With ever-rising farm machinery costs, the squeeze is certainly on farmers to come up with new ways to cut their investment in tractors, implements and combines.

If a farmer is willing to move less tillage, he can definitely make a substantial reduction in the dollar amount of equipment that he needs to farm.

Yet there’s considerable more savings for the farmer willing to give no-till a try than for the farmer who prefers minimum tillage over conventional tillage. As was the case in the two earlier articles in this series — which looked at fuel and labor costs — there’s much more of a case today for saving money on machinery than 15 years ago.

The Difference Widens

Back in 1965, a farmer could cut his farm machinery investment from the $34,595 needed to grow 400 acres of corn the conventional way to $32,506 with minimum tillage and to $19,268 with no-tillage. (All machinery costs in this article are based on buying all-new machinery in each of the 15 years shown above in our chart.)

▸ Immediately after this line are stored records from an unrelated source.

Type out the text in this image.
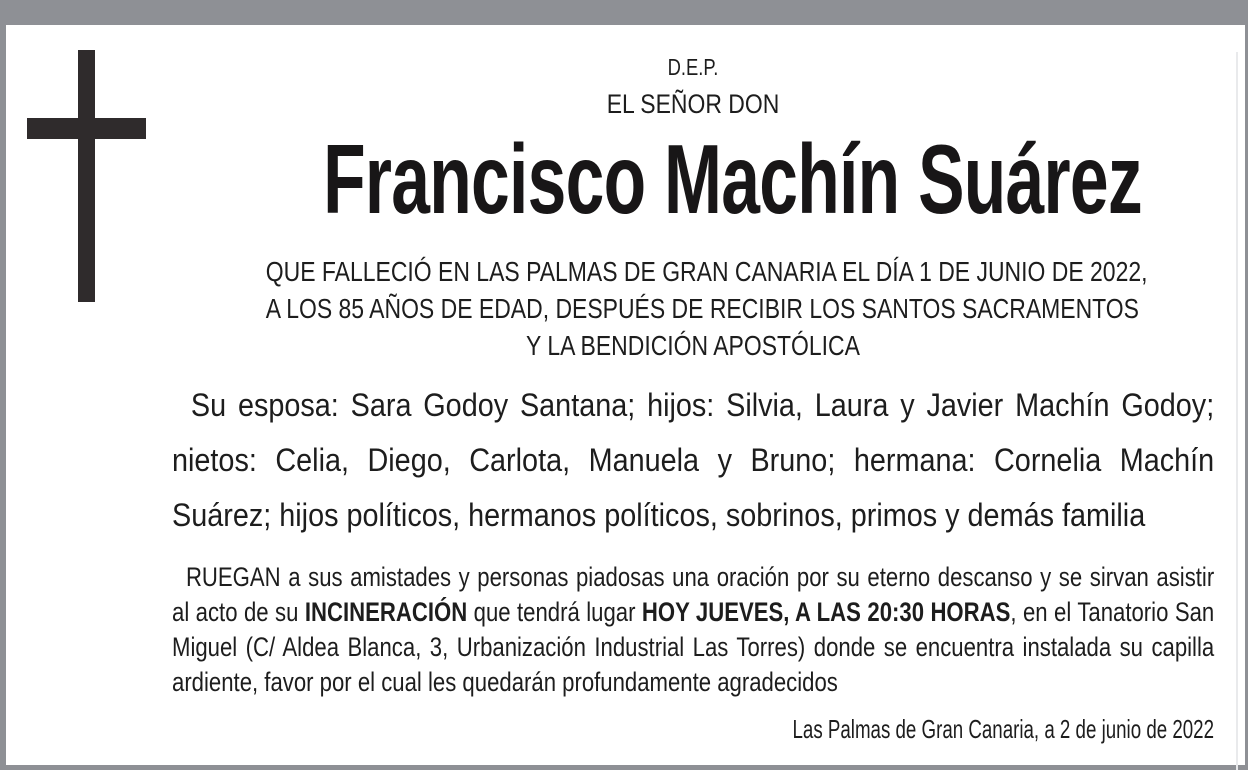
D.E.P.
EL SEÑOR DON
Francisco Machín Suárez
QUE FALLECIÓ EN LAS PALMAS DE GRAN CANARIA EL DÍA 1 DE JUNIO DE 2022,
A LOS 85 AÑOS DE EDAD, DESPUÉS DE RECIBIR LOS SANTOS SACRAMENTOS
Y LA BENDICIÓN APOSTÓLICA
Su esposa: Sara Godoy Santana; hijos: Silvia, Laura y Javier Machín Godoy;
nietos: Celia, Diego, Carlota, Manuela y Bruno; hermana: Cornelia Machín
Suárez; hijos políticos, hermanos políticos, sobrinos, primos y demás familia
RUEGAN a sus amistades y personas piadosas una oración por su eterno descanso y se sirvan asistir
al acto de su INCINERACIÓN que tendrá lugar HOY JUEVES, A LAS 20:30 HORAS, en el Tanatorio San
Miguel (C/ Aldea Blanca, 3, Urbanización Industrial Las Torres) donde se encuentra instalada su capilla
ardiente, favor por el cual les quedarán profundamente agradecidos
Las Palmas de Gran Canaria, a 2 de junio de 2022
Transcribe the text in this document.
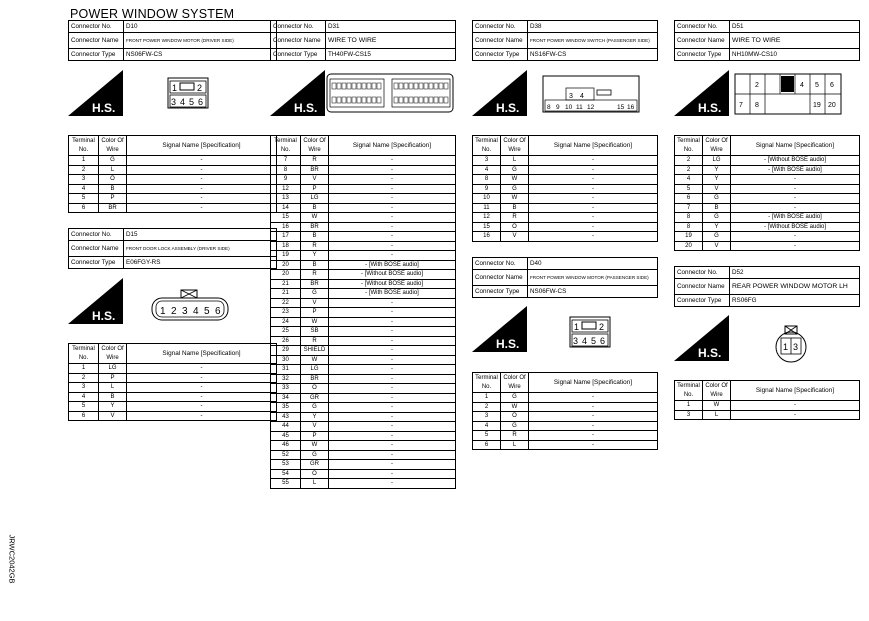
POWER WINDOW SYSTEM
JRWC2042GB
Connector No.	D10
Connector Name	FRONT POWER WINDOW MOTOR (DRIVER SIDE)
Connector Type	NS06FW-CS
H.S.
1 2
3 4 5 6
Terminal No.	Color Of Wire	Signal Name [Specification]
1	G	-
2	L	-
3	O	-
4	B	-
5	P	-
6	BR	-
Connector No.	D15
Connector Name	FRONT DOOR LOCK ASSEMBLY (DRIVER SIDE)
Connector Type	E06FGY-RS
H.S.	1 2 3 4 5 6
Terminal No.	Color Of Wire	Signal Name [Specification]
1	LG	-
2	P	-
3	L	-
4	B	-
5	Y	-
6	V	-
Connector No.	D31
Connector Name	WIRE TO WIRE
Connector Type	TH40FW-CS15
H.S.
Terminal No.	Color Of Wire	Signal Name [Specification]
7	R	-
8	BR	-
9	V	-
12	P	-
13	LG	-
14	B	-
15	W	-
16	BR	-
17	B	-
18	R	-
19	Y	-
20	B	- [With BOSE audio]
20	R	- [Without BOSE audio]
21	BR	- [Without BOSE audio]
21	G	- [With BOSE audio]
22	V	-
23	P	-
24	W	-
25	SB	-
26	R	-
29	SHIELD	-
30	W	-
31	LG	-
32	BR	-
33	O	-
34	GR	-
35	G	-
43	Y	-
44	V	-
45	P	-
46	W	-
52	G	-
53	GR	-
54	O	-
55	L	-
Connector No.	D38
Connector Name	FRONT POWER WINDOW SWITCH (PASSENGER SIDE)
Connector Type	NS16FW-CS
H.S.
3 4
8 9 10 11 12	15 16
Terminal No.	Color Of Wire	Signal Name [Specification]
3	L	-
4	G	-
8	W	-
9	G	-
10	W	-
11	B	-
12	R	-
15	O	-
16	V	-
Connector No.	D40
Connector Name	FRONT POWER WINDOW MOTOR (PASSENGER SIDE)
Connector Type	NS06FW-CS
H.S.
1 2
3 4 5 6
Terminal No.	Color Of Wire	Signal Name [Specification]
1	G	-
2	W	-
3	O	-
4	G	-
5	R	-
6	L	-
Connector No.	D51
Connector Name	WIRE TO WIRE
Connector Type	NH10MW-CS10
H.S.
2	4 5 6
7 8	19 20
Terminal No.	Color Of Wire	Signal Name [Specification]
2	LG	- [Without BOSE audio]
2	Y	- [With BOSE audio]
4	Y	-
5	V	-
6	G	-
7	B	-
8	G	- [With BOSE audio]
8	Y	- [Without BOSE audio]
19	G	-
20	V	-
Connector No.	D52
Connector Name	REAR POWER WINDOW MOTOR LH
Connector Type	RS06FG
H.S.	1 3
Terminal No.	Color Of Wire	Signal Name [Specification]
1	W	-
3	L	-
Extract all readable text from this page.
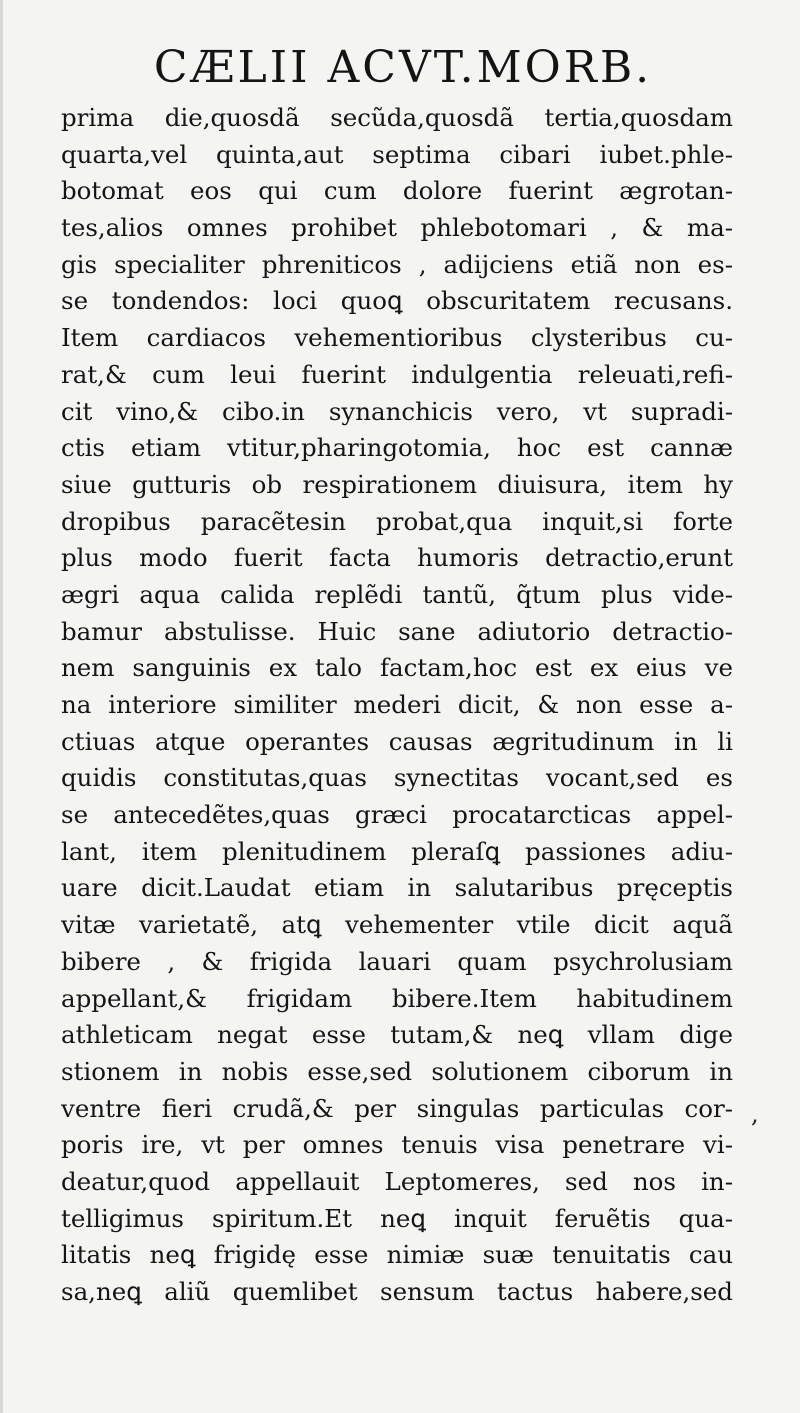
CÆLII ACVT.MORB.
prima die,quosdã secũda,quosdã tertia,quosdam
quarta,vel quinta,aut septima cibari iubet.phle-
botomat eos qui cum dolore fuerint ægrotan-
tes,alios omnes prohibet phlebotomari , & ma-
gis specialiter phreniticos , adijciens etiã non es-
se tondendos: loci quoꝗ obscuritatem recusans.
Item cardiacos vehementioribus clysteribus cu-
rat,& cum leui fuerint indulgentia releuati,refi-
cit vino,& cibo.in synanchicis vero, vt supradi-
ctis etiam vtitur,pharingotomia, hoc est cannæ
siue gutturis ob respirationem diuisura, item hy
dropibus paracẽtesin probat,qua inquit,si forte
plus modo fuerit facta humoris detractio,erunt
ægri aqua calida replẽdi tantũ, q̃tum plus vide-
bamur abstulisse. Huic sane adiutorio detractio-
nem sanguinis ex talo factam,hoc est ex eius ve
na interiore similiter mederi dicit, & non esse a-
ctiuas atque operantes causas ægritudinum in li
quidis constitutas,quas synectitas vocant,sed es
se antecedẽtes,quas græci procatarcticas appel-
lant, item plenitudinem pleraſꝗ passiones adiu-
uare dicit.Laudat etiam in salutaribus pręceptis
vitæ varietatẽ, atꝗ vehementer vtile dicit aquã
bibere , & frigida lauari quam psychrolusiam
appellant,& frigidam bibere.Item habitudinem
athleticam negat esse tutam,& neꝗ vllam dige
stionem in nobis esse,sed solutionem ciborum in
ventre fieri crudã,& per singulas particulas cor-
poris ire, vt per omnes tenuis visa penetrare vi-
deatur,quod appellauit Leptomeres, sed nos in-
telligimus spiritum.Et neꝗ inquit feruẽtis qua-
litatis neꝗ frigidę esse nimiæ suæ tenuitatis cau
sa,neꝗ aliũ quemlibet sensum tactus habere,sed
,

The difference in farm-machinery needs between the three tillage systems has widened considerably during the past 15 years. In 1980, a farmer would need $139,337 worth of machinery to conventionally farm 400 acres of corn. This would drop to $127,637 worth of machinery to minimum till, or to $88,117 for no-till.

So you can readily see how the rapidly increasing price of farm machinery continues to make no-tillage look like a better bet all the time. It has to look especially good to young farmers just getting started who don’t already have a sizeable inventory of high-priced farm machinery.

Saving A Buck

By looking at the center area between our two charts, you can compare how both no-till and minimum tillage have enabled farmers to reduce their farm machinery investment during each of the past 15 years.

Looking at these farm machinery cost savings on a per-acre basis, you could have saved $37.42 per acre by moving from conventional tillage to no-till back in 1965. Making a shift to minimum tillage from conventional tillage would have saved $5.22 per acre 15 years ago.

In 1980, the shift to no-tillage would be worth $128.05 per acre compared with $29.25 per acre for shifting to minimum tillage from conventional. The conventional-tillage machinery investment is based on the same 11 trips across the field that we used in our fuel- and labor-comparison articles.

The minimum-tillage figures are based on the same eight trips across the field, while the no-tillage machinery-investment figures are based on the same five trips across the field — fertilize, chop stalks, plant, spray and harvest — that were used in the earlier articles.

So if you’re looking at farm machinery investments, this is a good time to check out the benefits of no-till.